On August 18, Canadian Solar Inc. (NASDAQ:CSIQ) announced earnings for the fiscal second quarter of 2022. The company reported earnings per share of $1.07 and outperformed estimates by $0.74. The company’s revenue for the quarter amounted to $2.31 billion, up 61.87% year over year, and outperformed market consensus by $83.39 million.
On August 8, JPMorgan analyst Mark Strouse raised his price target on Canadian Solar Inc. (NASDAQ:CSIQ) to $42 from $38 and reiterated a Neutral rating on the shares.
At the close of Q2 2022, 13 hedge funds were bullish on Canadian Solar Inc. (NASDAQ:CSIQ) and held stakes worth $54.2 million. This is compared to 15 positions in the previous quarter with stakes worth $37.91 million.
As of June 30, D E Shaw owns roughly 0.43 million shares of Canadian Solar Inc. (NASDAQ:CSIQ) and is the largest shareholder in the company. The fund’s stakes are valued at $13.5 million.

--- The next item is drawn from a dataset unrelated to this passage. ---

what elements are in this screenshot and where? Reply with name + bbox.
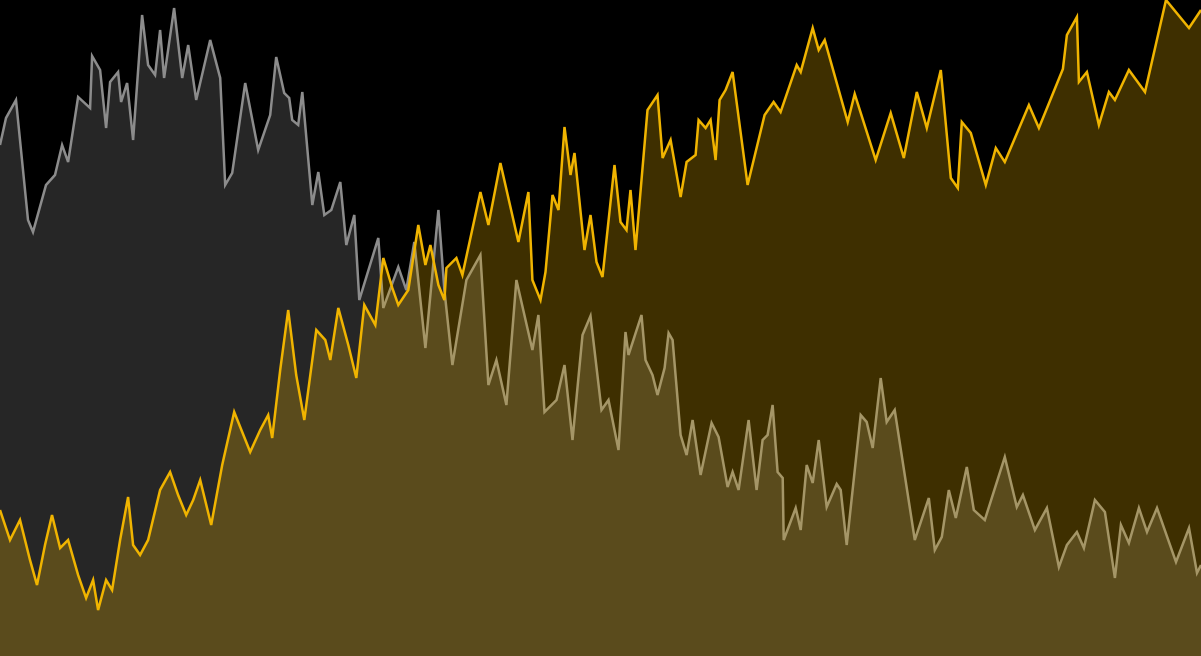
area-fill	[0, 8, 1201, 656]
area-line	[0, 7, 1201, 579]
area-line	[0, 0, 1201, 611]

In addition to Canadian Solar Inc. (NASDAQ:CSIQ), Wall Street analysts are also bullish on SolarEdge Technologies, Inc. (NASDAQ:SEDG), Brookfield Renewable Partners L.P. (NYSE:BEP), and Plug Power, Inc. (NASDAQ:PLUG) as they see these companies gaining more market share in Europe as it seeks alternatives to fossil fuels.